The nostalgia fest continued with a hit soundtrack to the eighties, "Mirror Man" and political offering "The Lebanon" before the mood was quietened down a little for Susanne Sulley's solo, "One Man in My Heart" to which the dancing ended, and arm swaying started, whilst the crowd looked on admirably.

Back to the eighties with hit single and inevitable sing along tune, "Human," and infectious offering, "The Things That Dreams Are Made Of." More nostalgic sing-a-long material in the form of "Fascination" and upbeat "Tell Me When," before the one everyone was waiting for, admittedly or not, "Don't You Want Me"which undoubtedly started the Christmas festivities, it won't be the last time you will hear it before the new year either.

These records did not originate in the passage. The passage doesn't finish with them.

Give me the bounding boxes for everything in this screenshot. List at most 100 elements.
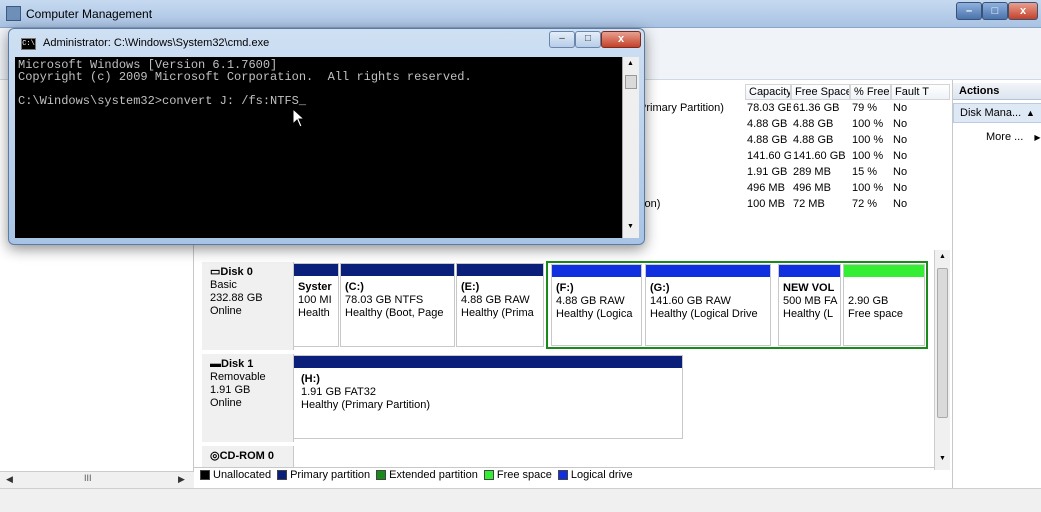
cdrom-0-label[interactable]: ◎CD-ROM 0: [202, 446, 294, 468]
legend-label: Unallocated: [213, 469, 272, 481]
partition-size: 500 MB FA: [783, 295, 838, 307]
partition-g[interactable]: (G:) 141.60 GB RAW Healthy (Logical Drive: [645, 264, 771, 346]
partition-bar: [646, 265, 770, 277]
collapse-icon[interactable]: ▲: [1026, 104, 1035, 122]
partition-bar: [844, 265, 924, 277]
partition-size: 141.60 GB RAW: [650, 295, 731, 307]
partition-c[interactable]: (C:) 78.03 GB NTFS Healthy (Boot, Page: [340, 263, 455, 347]
scroll-left-icon[interactable]: ◀: [6, 474, 13, 485]
legend-item: Extended partition: [370, 468, 478, 483]
actions-disk-management[interactable]: Disk Mana... ▲: [953, 103, 1041, 123]
cell-capacity: 141.60 GB: [747, 150, 791, 162]
disk-graphical-view[interactable]: ▭Disk 0 Basic 232.88 GB Online Syster 100…: [194, 250, 934, 470]
legend-swatch: [277, 470, 288, 481]
column-header-fault-tolerance[interactable]: Fault T: [891, 84, 950, 100]
partition-h[interactable]: (H:) 1.91 GB FAT32 Healthy (Primary Partit…: [293, 355, 683, 439]
partition-free-space[interactable]: 2.90 GB Free space: [843, 264, 925, 346]
partition-status: Healthy (Boot, Page: [345, 307, 444, 319]
cell-pct: 15 %: [852, 166, 878, 178]
legend-item: Free space: [478, 468, 552, 483]
cmd-vertical-scrollbar[interactable]: ▲ ▼: [622, 57, 639, 238]
legend-item: Logical drive: [552, 468, 633, 483]
cmd-close-button[interactable]: x: [601, 31, 641, 48]
partition-size: 4.88 GB RAW: [556, 295, 625, 307]
scroll-thumb[interactable]: [625, 75, 637, 89]
scroll-down-icon[interactable]: ▼: [627, 223, 634, 230]
partition-status: Healthy (Logical Drive: [650, 308, 758, 320]
cell-capacity: 4.88 GB: [747, 134, 788, 146]
actions-section-label: Disk Mana...: [960, 107, 1022, 119]
status-bar: [0, 488, 1041, 512]
cell-free: 4.88 GB: [793, 134, 834, 146]
partition-system[interactable]: Syster 100 MI Health: [293, 263, 339, 347]
cdrom-0-name: ◎CD-ROM 0: [210, 450, 274, 462]
disk-0-name: ▭Disk 0: [210, 266, 253, 278]
scroll-up-icon[interactable]: ▲: [939, 253, 946, 260]
cell-pct: 100 %: [852, 150, 884, 162]
maximize-button[interactable]: □: [982, 2, 1008, 20]
cell-fault: No: [893, 198, 908, 210]
cmd-maximize-button[interactable]: □: [575, 31, 601, 48]
submenu-arrow-icon: ▶: [1034, 133, 1041, 142]
partition-label: (G:): [650, 282, 670, 294]
actions-header: Actions: [953, 83, 1041, 100]
partition-size: 4.88 GB RAW: [461, 294, 530, 306]
scroll-right-icon[interactable]: ▶: [178, 474, 185, 485]
cmd-icon: C:\: [21, 38, 36, 50]
cell-free: 289 MB: [793, 166, 831, 178]
cell-capacity: 496 MB: [747, 182, 785, 194]
tree-horizontal-scrollbar[interactable]: ◀ III ▶: [0, 471, 194, 488]
scroll-down-icon[interactable]: ▼: [939, 455, 946, 462]
legend-label: Logical drive: [570, 469, 633, 481]
legend: Unallocated Primary partition Extended par…: [194, 467, 934, 483]
graph-vertical-scrollbar[interactable]: ▲ ▼: [934, 250, 950, 470]
partition-status: Health: [298, 307, 330, 319]
legend-swatch: [200, 470, 210, 481]
cdrom-icon: ◎: [210, 450, 220, 462]
legend-item: Primary partition: [271, 468, 370, 483]
partition-f[interactable]: (F:) 4.88 GB RAW Healthy (Logica: [551, 264, 642, 346]
partition-e[interactable]: (E:) 4.88 GB RAW Healthy (Prima: [456, 263, 544, 347]
partition-bar: [552, 265, 641, 277]
removable-disk-icon: ▬: [210, 358, 221, 370]
legend-swatch: [483, 470, 494, 481]
cmd-minimize-button[interactable]: –: [549, 31, 575, 48]
close-button[interactable]: x: [1008, 2, 1038, 20]
cmd-window[interactable]: C:\ Administrator: C:\Windows\System32\c…: [8, 28, 645, 245]
partition-size: 1.91 GB FAT32: [301, 386, 377, 398]
cell-fault: No: [893, 182, 908, 194]
column-header-capacity[interactable]: Capacity: [745, 84, 791, 100]
console-output[interactable]: Microsoft Windows [Version 6.1.7600] Cop…: [15, 57, 622, 238]
actions-pane: Actions Disk Mana... ▲ More ... ▶: [952, 80, 1041, 488]
more-actions-link[interactable]: More ... ▶: [986, 131, 1041, 143]
legend-label: Extended partition: [389, 469, 478, 481]
partition-new-vol[interactable]: NEW VOL 500 MB FA Healthy (L: [778, 264, 841, 346]
column-header-free-space[interactable]: Free Space: [791, 84, 850, 100]
scroll-grip-icon[interactable]: III: [84, 473, 114, 483]
cell-free: 72 MB: [793, 198, 825, 210]
cell-capacity: 100 MB: [747, 198, 785, 210]
computer-management-icon: [6, 6, 21, 21]
legend-label: Free space: [496, 469, 552, 481]
disk-1-label[interactable]: ▬Disk 1 Removable 1.91 GB Online: [202, 354, 294, 442]
scroll-up-icon[interactable]: ▲: [627, 60, 634, 67]
cell-fault: No: [893, 150, 908, 162]
cell-capacity: 1.91 GB: [747, 166, 788, 178]
disk-1-name: ▬Disk 1: [210, 358, 254, 370]
partition-bar: [294, 356, 682, 368]
partition-status: Healthy (Primary Partition): [301, 399, 430, 411]
cell-free: 141.60 GB: [793, 150, 846, 162]
partition-label: (F:): [556, 282, 574, 294]
mouse-pointer-icon: [292, 108, 306, 128]
column-header-percent-free[interactable]: % Free: [850, 84, 891, 100]
cmd-window-title: Administrator: C:\Windows\System32\cmd.e…: [43, 37, 270, 49]
disk-0-label[interactable]: ▭Disk 0 Basic 232.88 GB Online: [202, 262, 294, 350]
cell-layout: Primary Partition): [639, 102, 724, 114]
main-window-title: Computer Management: [26, 7, 153, 21]
scroll-thumb[interactable]: [937, 268, 948, 418]
main-window-titlebar[interactable]: Computer Management – □ x: [0, 0, 1041, 28]
minimize-button[interactable]: –: [956, 2, 982, 20]
disk-0-status: Online: [210, 305, 242, 317]
cell-capacity: 4.88 GB: [747, 118, 788, 130]
more-actions-label: More ...: [986, 131, 1024, 143]
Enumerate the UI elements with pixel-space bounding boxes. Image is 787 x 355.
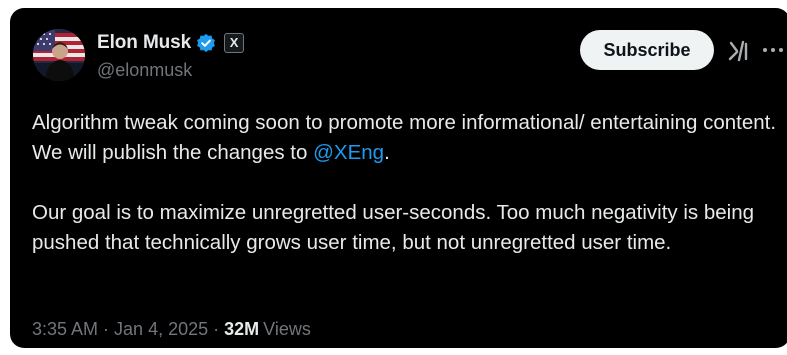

With many of the hits covered, the crowd was left wondering whether an encore would happen, and what it would be, suddenly realising "Electric Dreams" was a sure bet for one song, and were left wondering about the other if there was to be one. A costume change later and the band was back on stage, as the crowd was proven right, with the opening chords to "Electric Dreams" rang out, instantly bringing them to life once more. This was the chance for new guitarist Nick Burke to shine, as he performed his own guitar solo, to a great reception. Wondering what the last song might be, the crowd was put out of their misery soon after, as the ending tune was the catchy sing-a-long "The Sound Of The Crowd" which described the reception perfectly. The Human League gave an energy and nostalgia packed show, full of favourites and new tunes to the lesser trained ear, the Christmas party feel really brought the place to life, and they are a band who has not lost their touch.